Il primo passo consiste nell’immaginare di fare la cosa che vi spaventa, e come vi sentirete se correrete quel rischio. Questo vi abituerà all’idea e la renderà meno respingente.

Pensate con chiarezza, tuttavia, usando il vostro cervello cosciente per ragionare, e non solo l’amigdala per percepire sensazioni. In alcuni casi le probabilità di fallimento sono così alte e le conseguenze così terribili da rendere l’atto imprudente. Se non sapete arrampicare, non provate a farlo senza protezioni sulla montagna El Capitan. In molti casi, invece, visualizzare la vostra balena bianca vi porterà a capire che le probabilità di catastrofe sono estremamente basse o che, anche se le cose dovessero andare male, non finiranno con la morte di nessuno (per esempio se confesserete il vostro amore).

Fate un piano sensato e seguitelo

Dopo aver letto la mia rubrica sul cammino di Santiago nella Spagna settentrionale, una lettrice mi ha contattato per dirmi che aveva deciso di farlo: l’intero cammino di un mese e ottocento chilometri, non solo la versione leggera di una settimana che avevo fatto io.
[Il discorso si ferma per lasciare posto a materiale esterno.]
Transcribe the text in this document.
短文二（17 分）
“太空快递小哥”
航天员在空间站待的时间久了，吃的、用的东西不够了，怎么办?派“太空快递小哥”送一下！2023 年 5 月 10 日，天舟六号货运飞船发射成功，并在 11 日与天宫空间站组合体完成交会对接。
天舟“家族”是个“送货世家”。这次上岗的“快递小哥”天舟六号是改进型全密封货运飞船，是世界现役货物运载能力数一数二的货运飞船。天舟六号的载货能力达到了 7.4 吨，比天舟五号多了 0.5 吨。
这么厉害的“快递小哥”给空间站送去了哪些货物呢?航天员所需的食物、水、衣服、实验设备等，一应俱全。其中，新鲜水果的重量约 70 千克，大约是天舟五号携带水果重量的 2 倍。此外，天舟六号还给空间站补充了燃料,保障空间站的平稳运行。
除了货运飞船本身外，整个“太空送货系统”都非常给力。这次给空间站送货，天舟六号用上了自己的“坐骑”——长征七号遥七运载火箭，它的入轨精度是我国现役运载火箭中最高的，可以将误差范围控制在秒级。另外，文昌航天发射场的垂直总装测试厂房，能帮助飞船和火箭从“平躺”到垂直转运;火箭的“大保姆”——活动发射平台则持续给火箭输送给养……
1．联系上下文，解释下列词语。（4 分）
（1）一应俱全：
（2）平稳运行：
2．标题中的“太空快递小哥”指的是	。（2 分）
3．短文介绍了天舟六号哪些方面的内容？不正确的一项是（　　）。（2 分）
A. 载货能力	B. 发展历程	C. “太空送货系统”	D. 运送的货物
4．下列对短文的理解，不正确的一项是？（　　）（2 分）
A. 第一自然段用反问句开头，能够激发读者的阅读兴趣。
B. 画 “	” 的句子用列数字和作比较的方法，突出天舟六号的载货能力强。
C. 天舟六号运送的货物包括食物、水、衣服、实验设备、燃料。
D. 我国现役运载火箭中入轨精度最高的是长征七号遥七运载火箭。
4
Per lei si trattava di una sfida personale che andava contro l’immagine che aveva da sempre di sé stessa: quella di una persona incapace di affrontare un’attività fisica faticosa e il dolore.
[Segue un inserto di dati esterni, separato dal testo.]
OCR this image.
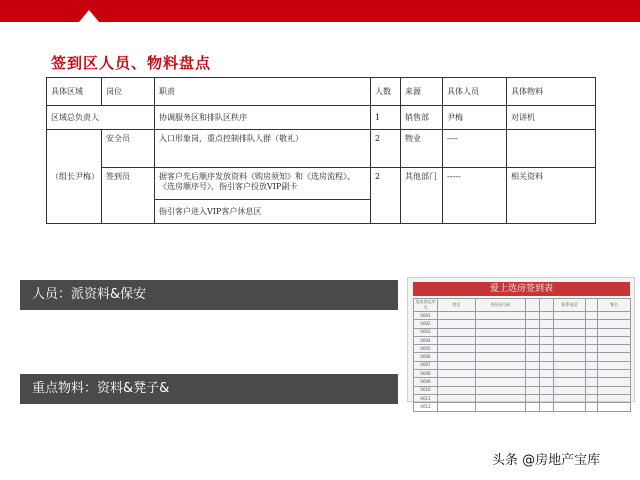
签到区人员、物料盘点
具体区域	岗位	职责	人数	来源	具体人员	具体物料
区域总负责人		协调服务区和排队区秩序	1	销售部	尹梅	对讲机
（组长尹梅）	安全员	入口形象岗，重点控制排队人群（敬礼）	2	物业	----	
	签到员	据客户先后顺序发放资料《购房须知》和《选房流程》、《选房顺序号》，指引客户投放VIP副卡	2	其他部门	-----	相关资料
		指引客户进入VIP客户休息区				
人员：派资料&保安
重点物料：资料&凳子&
爱上选房签到表
选房登记序号	姓名	身份证号码			联系电话		签名
0001							
0002							
0003							
0004							
0005							
0006							
0007							
0008							
0009							
0010							
0011							
0012							
头条 @房地产宝库
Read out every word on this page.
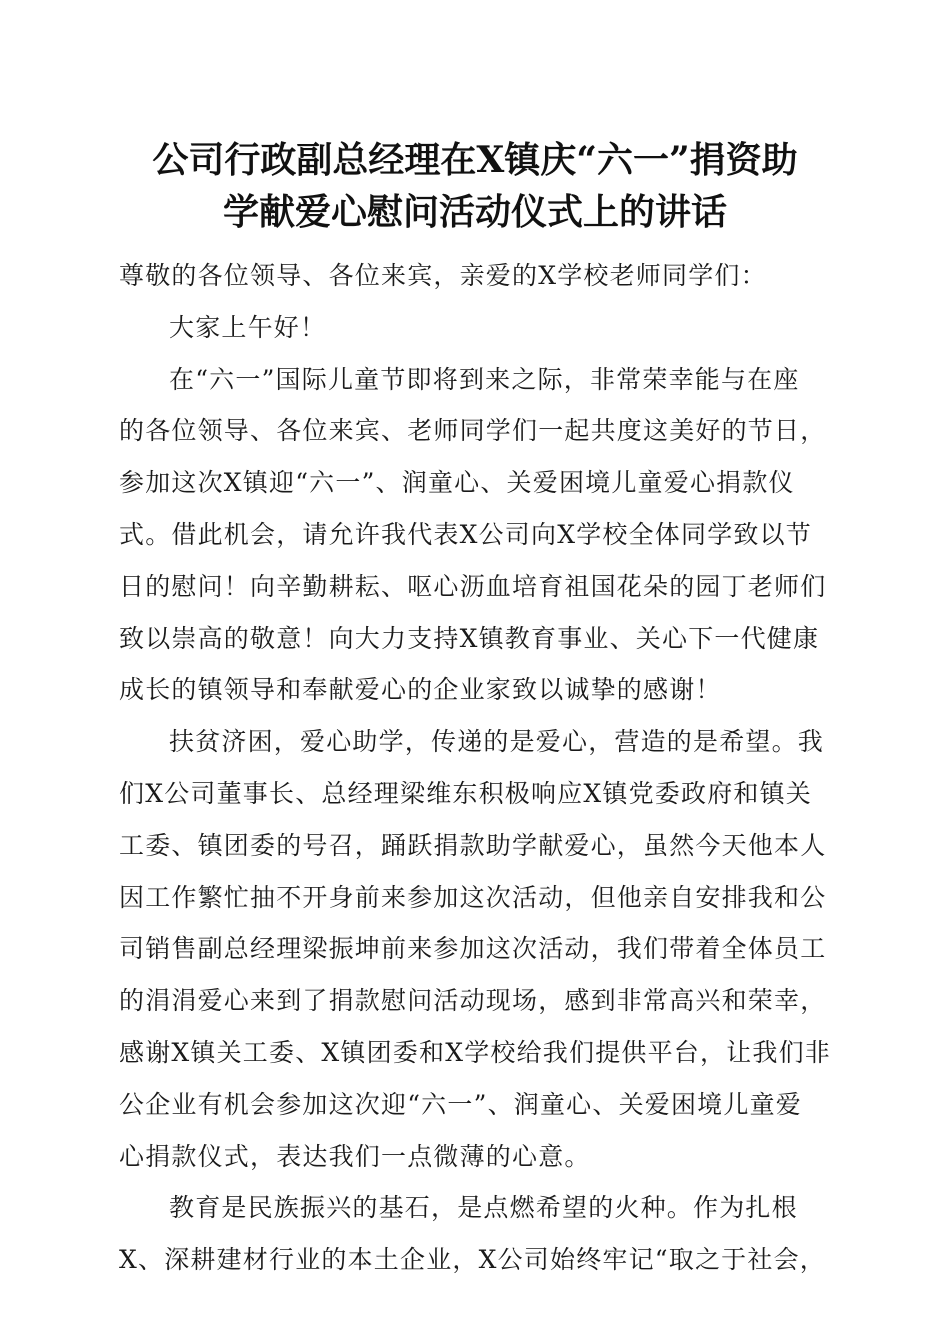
公司行政副总经理在X镇庆“六一”捐资助
学献爱心慰问活动仪式上的讲话
尊敬的各位领导、各位来宾，亲爱的X学校老师同学们：
大家上午好！
在“六一”国际儿童节即将到来之际，非常荣幸能与在座
的各位领导、各位来宾、老师同学们一起共度这美好的节日，
参加这次X镇迎“六一”、润童心、关爱困境儿童爱心捐款仪
式。借此机会，请允许我代表X公司向X学校全体同学致以节
日的慰问！向辛勤耕耘、呕心沥血培育祖国花朵的园丁老师们
致以崇高的敬意！向大力支持X镇教育事业、关心下一代健康
成长的镇领导和奉献爱心的企业家致以诚挚的感谢！
扶贫济困，爱心助学，传递的是爱心，营造的是希望。我
们X公司董事长、总经理梁维东积极响应X镇党委政府和镇关
工委、镇团委的号召，踊跃捐款助学献爱心，虽然今天他本人
因工作繁忙抽不开身前来参加这次活动，但他亲自安排我和公
司销售副总经理梁振坤前来参加这次活动，我们带着全体员工
的涓涓爱心来到了捐款慰问活动现场，感到非常高兴和荣幸，
感谢X镇关工委、X镇团委和X学校给我们提供平台，让我们非
公企业有机会参加这次迎“六一”、润童心、关爱困境儿童爱
心捐款仪式，表达我们一点微薄的心意。
教育是民族振兴的基石，是点燃希望的火种。作为扎根
X、深耕建材行业的本土企业，X公司始终牢记“取之于社会，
Il mio consiglio è stato quello di pianificare il viaggio con un anno di anticipo per avere il tempo di studiare, leggere testi di storia e filosofia e, cosa più importante, di rimettersi in forma. Se volete aumentare la vostra felicità correndo un rischio, dovete farlo nel modo giusto, e non solo agendo d’impulso. La ricerca dimostra infatti che la felicità e l’impulsività sono ampiamente incompatibili. Fare un piano, inoltre, vi permette di assaporare i contorni della persona che volete diventare: una persona che fa una cosa difficile di sua volontà, proprio perché è difficile.

Il paracadutismo è divertente, ma ho capito che non è la mia Pamplona. Non mi ha spaventato per niente. A pensarci bene, credo che nemmeno correre con i tori mi farebbe molta paura. Non è che la mia amigdala sia in tilt, comunque; semplicemente i danni fisici non sono per me una fonte d’ansia. Il fallimento professionale invece sì.

Cambiare lavoro e carriera ogni circa dieci anni è il mio sport estremo. Quando ho lasciato la mia carriera di musicista per diventare un accademico, mi sono sentito completamente insicuro e spaventato. Ma lo stress mi ha rafforzato e alla fine mi ha dato maggiore fiducia nel saper fare il prossimo cambio di carriera in futuro. Quando ho lasciato il mondo accademico per dirigere una grande organizzazione senza fini di lucro, non ho avuto la stessa paura, perché credevo di poter sviluppare le competenze necessarie alla mia nuova carriera. Dopo tutto, l’avevo già fatto.

Andate avanti e sbirciate attraverso la porta che avete paura di aprire. Potrebbe uscirne un gruppo di tori arrabbiati, che non vedono l’ora di inseguirvi per strade dissestate. Ma il vostro io migliore potrebbe essere lì con loro.